Traditionally Business Intelligence is about numbers, charts and reports right? Big mainframe reporting systems using Focus or SAS, or even COBOL (those were the days, PIC S9(9) COMP-3, happy memories!!). Or early implementations of Microstrategy or Business Objects that looked good in their day, but seem out of place now.

The trend with technology companies for a few years now has been to make this front end graphical and 'fancy', and to sell the concept of a dashboard. Tools like Business Objects Excelsius and Microsoft Performance Point Server two examples of the leaders. One can't but help get the feeling though that technology has got ahead of the business requirements. Sure, we've all come to expect fancy graphics, but if these don't add any business value then what you end up with is 'gimmicky', 'fun' tools, that don't really add anything above charts and reams of numbers, or worse, deliver less. Charts after all did do the job for decades.

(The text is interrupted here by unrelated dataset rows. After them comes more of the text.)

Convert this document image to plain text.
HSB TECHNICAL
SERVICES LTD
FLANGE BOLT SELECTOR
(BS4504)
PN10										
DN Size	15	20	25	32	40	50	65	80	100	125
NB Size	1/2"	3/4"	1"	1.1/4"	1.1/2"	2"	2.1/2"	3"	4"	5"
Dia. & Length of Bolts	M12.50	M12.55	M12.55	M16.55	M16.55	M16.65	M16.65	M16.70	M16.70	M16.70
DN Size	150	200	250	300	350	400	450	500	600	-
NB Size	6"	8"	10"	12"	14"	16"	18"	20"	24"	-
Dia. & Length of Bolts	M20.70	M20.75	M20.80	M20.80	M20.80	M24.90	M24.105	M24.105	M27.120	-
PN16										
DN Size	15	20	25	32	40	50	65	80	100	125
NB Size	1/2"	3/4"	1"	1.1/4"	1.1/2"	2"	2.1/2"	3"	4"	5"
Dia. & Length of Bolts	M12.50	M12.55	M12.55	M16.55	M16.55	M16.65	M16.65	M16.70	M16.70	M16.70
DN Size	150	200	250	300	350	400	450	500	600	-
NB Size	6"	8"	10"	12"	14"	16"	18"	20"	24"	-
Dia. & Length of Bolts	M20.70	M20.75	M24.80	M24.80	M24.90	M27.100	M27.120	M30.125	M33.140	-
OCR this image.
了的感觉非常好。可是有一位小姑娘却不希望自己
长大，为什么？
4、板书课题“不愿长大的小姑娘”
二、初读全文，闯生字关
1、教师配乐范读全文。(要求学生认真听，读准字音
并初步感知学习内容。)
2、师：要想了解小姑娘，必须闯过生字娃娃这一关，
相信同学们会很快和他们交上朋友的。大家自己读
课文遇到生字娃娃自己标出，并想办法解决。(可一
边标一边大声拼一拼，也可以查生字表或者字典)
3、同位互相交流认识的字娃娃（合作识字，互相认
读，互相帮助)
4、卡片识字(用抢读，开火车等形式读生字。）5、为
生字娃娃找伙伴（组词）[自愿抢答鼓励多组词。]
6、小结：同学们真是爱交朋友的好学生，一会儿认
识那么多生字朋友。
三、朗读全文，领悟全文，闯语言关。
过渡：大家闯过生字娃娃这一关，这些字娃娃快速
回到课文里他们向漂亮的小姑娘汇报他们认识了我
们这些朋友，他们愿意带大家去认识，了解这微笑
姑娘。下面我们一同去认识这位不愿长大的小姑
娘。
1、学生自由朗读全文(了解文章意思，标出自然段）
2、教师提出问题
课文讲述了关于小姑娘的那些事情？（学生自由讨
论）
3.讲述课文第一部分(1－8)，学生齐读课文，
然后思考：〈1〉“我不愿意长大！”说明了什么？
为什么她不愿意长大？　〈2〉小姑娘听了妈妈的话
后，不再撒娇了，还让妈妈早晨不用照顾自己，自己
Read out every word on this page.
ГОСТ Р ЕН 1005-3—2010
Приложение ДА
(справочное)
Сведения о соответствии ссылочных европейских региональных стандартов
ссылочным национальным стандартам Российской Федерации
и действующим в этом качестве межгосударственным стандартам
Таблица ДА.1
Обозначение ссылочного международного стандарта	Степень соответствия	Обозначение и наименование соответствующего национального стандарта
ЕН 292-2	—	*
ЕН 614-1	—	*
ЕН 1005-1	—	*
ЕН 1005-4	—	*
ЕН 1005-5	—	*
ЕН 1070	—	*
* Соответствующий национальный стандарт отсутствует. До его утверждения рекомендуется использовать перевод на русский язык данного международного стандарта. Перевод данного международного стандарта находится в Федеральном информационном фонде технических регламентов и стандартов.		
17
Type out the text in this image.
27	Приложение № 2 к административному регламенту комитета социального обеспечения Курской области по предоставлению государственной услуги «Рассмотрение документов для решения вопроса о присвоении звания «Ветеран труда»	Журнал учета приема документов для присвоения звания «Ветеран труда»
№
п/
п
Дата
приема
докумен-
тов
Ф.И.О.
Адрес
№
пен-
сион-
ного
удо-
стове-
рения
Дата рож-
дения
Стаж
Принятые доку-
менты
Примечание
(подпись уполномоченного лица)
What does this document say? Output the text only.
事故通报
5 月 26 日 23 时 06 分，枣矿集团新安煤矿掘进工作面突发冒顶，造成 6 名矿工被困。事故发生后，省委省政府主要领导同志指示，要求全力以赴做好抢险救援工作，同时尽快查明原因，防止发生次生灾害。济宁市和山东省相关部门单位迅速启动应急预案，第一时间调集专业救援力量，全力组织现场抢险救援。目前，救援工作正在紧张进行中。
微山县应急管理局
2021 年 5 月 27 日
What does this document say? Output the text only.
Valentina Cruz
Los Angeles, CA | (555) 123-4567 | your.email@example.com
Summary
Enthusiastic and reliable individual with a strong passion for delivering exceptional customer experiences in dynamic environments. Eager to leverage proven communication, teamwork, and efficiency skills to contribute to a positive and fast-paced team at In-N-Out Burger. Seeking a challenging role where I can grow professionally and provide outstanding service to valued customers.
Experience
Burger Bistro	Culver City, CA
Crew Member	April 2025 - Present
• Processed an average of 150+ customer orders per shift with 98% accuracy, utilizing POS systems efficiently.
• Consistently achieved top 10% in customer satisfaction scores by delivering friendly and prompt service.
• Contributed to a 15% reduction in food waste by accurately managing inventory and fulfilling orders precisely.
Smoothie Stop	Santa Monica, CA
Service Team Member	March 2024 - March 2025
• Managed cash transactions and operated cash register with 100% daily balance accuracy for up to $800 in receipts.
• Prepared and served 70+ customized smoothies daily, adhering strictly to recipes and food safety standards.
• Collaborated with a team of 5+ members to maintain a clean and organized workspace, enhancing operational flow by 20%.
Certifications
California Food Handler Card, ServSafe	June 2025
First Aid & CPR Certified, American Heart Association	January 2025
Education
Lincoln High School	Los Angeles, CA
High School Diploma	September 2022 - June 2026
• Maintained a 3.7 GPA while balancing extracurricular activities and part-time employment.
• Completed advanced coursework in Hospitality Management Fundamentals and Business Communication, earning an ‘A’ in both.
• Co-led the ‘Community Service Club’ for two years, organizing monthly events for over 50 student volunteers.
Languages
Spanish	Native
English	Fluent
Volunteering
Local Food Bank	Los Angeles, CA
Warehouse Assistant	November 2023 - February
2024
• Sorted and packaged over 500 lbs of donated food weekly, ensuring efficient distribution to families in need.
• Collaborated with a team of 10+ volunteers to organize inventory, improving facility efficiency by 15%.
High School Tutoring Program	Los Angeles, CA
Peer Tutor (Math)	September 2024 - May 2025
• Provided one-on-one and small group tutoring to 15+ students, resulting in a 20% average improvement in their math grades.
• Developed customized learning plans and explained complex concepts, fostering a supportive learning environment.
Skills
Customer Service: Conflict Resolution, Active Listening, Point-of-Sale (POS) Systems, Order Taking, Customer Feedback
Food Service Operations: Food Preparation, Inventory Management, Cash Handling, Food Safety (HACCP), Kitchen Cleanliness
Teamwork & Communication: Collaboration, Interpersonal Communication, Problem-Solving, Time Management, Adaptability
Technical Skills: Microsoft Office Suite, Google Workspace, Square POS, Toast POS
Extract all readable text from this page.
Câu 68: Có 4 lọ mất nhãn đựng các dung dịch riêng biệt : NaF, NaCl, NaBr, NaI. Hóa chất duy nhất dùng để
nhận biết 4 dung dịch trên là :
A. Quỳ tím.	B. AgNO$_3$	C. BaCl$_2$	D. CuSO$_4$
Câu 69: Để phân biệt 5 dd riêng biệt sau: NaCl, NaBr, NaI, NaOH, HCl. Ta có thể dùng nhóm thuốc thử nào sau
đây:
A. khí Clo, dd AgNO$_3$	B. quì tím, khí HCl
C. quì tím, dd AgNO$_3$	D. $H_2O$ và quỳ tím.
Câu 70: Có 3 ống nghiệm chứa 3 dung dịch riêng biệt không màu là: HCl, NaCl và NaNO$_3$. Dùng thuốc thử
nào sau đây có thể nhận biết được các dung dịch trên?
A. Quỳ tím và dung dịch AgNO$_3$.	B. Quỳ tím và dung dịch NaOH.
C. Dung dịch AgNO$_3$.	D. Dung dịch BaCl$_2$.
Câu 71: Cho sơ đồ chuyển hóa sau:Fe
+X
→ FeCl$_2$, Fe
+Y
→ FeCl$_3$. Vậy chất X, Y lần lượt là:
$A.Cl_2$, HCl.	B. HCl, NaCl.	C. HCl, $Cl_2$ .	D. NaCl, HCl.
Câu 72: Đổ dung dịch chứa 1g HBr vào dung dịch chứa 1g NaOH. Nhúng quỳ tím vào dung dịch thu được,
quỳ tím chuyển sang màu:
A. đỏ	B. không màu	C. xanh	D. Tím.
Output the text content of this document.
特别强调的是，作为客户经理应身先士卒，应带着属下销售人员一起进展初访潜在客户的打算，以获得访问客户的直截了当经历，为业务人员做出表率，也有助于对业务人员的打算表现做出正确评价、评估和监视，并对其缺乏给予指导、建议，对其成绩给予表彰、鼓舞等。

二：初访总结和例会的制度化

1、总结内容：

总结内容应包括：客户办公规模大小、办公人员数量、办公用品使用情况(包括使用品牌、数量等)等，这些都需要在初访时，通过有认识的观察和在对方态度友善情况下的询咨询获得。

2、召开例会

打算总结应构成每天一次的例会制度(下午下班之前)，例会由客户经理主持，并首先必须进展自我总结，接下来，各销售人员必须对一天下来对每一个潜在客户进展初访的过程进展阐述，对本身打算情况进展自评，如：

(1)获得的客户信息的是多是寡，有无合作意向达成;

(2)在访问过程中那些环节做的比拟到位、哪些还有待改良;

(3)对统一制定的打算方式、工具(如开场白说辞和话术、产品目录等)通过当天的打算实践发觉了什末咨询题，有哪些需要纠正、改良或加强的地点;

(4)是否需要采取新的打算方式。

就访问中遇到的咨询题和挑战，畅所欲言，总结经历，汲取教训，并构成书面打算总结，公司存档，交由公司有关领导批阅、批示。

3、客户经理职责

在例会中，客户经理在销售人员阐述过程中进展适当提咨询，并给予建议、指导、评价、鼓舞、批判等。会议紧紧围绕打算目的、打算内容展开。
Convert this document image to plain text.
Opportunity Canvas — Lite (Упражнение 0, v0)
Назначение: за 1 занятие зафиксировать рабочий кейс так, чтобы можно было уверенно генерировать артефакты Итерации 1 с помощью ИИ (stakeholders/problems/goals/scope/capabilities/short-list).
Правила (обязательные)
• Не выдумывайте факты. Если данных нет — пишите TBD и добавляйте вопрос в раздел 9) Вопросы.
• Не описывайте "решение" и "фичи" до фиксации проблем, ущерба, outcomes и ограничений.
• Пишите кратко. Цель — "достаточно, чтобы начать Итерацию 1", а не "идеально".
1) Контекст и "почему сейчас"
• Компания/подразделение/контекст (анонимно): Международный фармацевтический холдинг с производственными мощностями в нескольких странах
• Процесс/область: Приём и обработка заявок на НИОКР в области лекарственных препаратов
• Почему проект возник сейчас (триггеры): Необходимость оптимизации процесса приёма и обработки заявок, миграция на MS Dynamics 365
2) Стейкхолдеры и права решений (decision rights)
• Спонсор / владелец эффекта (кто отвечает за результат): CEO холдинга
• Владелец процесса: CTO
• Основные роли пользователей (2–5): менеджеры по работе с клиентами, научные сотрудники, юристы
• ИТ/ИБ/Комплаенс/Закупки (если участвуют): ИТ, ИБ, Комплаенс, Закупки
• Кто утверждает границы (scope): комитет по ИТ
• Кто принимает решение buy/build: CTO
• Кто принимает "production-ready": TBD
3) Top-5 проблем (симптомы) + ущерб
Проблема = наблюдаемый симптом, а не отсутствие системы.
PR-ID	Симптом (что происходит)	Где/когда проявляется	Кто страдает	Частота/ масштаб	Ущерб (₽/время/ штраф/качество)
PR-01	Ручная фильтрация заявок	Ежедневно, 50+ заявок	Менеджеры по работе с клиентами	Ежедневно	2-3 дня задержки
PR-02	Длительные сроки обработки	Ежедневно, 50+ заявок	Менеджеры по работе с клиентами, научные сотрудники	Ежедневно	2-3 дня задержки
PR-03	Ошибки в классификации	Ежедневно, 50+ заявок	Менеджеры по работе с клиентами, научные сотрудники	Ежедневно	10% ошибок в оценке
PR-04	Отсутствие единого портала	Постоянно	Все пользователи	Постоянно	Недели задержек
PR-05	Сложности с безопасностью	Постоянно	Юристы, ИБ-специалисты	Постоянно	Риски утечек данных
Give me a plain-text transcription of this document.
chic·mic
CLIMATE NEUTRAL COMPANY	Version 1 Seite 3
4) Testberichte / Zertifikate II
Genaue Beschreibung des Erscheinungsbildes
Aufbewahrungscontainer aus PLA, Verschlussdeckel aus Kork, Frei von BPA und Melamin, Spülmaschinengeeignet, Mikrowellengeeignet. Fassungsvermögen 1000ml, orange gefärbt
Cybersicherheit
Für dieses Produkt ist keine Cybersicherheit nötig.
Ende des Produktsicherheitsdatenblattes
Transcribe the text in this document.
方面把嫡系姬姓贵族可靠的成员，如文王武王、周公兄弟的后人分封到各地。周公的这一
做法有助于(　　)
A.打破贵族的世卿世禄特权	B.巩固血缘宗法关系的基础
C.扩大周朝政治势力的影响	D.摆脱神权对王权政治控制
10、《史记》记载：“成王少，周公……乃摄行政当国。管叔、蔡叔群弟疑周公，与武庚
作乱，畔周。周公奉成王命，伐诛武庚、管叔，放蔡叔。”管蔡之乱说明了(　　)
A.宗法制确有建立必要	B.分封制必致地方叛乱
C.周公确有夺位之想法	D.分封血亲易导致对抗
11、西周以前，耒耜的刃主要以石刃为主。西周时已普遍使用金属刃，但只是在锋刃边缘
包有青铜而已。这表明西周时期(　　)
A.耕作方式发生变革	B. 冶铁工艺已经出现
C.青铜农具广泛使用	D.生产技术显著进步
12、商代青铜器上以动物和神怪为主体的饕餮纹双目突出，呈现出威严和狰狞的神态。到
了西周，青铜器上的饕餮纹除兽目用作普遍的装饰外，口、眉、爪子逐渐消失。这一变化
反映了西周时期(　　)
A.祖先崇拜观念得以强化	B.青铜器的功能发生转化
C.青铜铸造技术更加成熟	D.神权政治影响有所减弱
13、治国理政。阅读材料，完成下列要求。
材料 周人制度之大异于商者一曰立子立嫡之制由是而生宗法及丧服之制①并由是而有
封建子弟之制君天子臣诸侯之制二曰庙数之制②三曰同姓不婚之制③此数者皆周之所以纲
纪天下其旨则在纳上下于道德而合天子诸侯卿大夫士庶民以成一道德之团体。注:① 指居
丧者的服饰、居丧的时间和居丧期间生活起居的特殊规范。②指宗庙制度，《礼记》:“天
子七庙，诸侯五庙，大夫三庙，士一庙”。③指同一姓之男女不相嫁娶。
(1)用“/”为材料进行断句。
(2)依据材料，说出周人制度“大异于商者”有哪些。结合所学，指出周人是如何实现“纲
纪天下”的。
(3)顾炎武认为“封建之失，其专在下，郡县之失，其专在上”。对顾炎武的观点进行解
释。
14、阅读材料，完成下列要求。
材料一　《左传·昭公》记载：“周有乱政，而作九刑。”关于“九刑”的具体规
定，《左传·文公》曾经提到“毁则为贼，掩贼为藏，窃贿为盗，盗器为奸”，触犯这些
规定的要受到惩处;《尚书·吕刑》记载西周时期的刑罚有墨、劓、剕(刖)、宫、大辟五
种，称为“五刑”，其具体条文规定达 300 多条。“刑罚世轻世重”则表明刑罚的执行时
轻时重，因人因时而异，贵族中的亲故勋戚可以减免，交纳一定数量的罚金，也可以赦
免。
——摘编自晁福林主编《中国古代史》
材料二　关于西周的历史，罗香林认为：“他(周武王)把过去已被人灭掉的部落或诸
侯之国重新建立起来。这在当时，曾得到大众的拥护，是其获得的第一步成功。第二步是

People like the dashboard concept because it promises summarised, easily understandable, relevant, actionable information. It's too easy though to under deliver on this promise. The idea that we can define rules that highlight exceptions, so that time spent analysing numbers is minimised and people are presented with the answer, is an attractive one but not one based on reality. 'Retail is Detail' so the saying goes and reading a retailers trading reports is not a simple business, if it was, buyers would have been replaced with Quants developing algorithms to manage the entire buy/supply process, and I'm not aware of any retailer doing this, or even remotely near it.

But let's not lose heart. That doesn't mean we can't get dashboards working. We need to concentrate on the business requirements and the business value and avoid the temptation to 'play' with technology. We can and should make the applications look good, processes like User Centred Design can add very significant value. Business Intelligence applications, along with email, are probably the only system that senior executives of companies actually use. As such they have visibility that's unrivalled from other IT areas and therefore why not make them a showcase of IT. Charts have their place and we need to play on their strengths and build in functionality that enhances them rather than supercedes them.

Too often the temptation with dashboards is to hide charts behind petrol gauges and sliders, why not have the chart of numbers as the centre piece and use it as the entry point into graphs, charts and deeper analysis.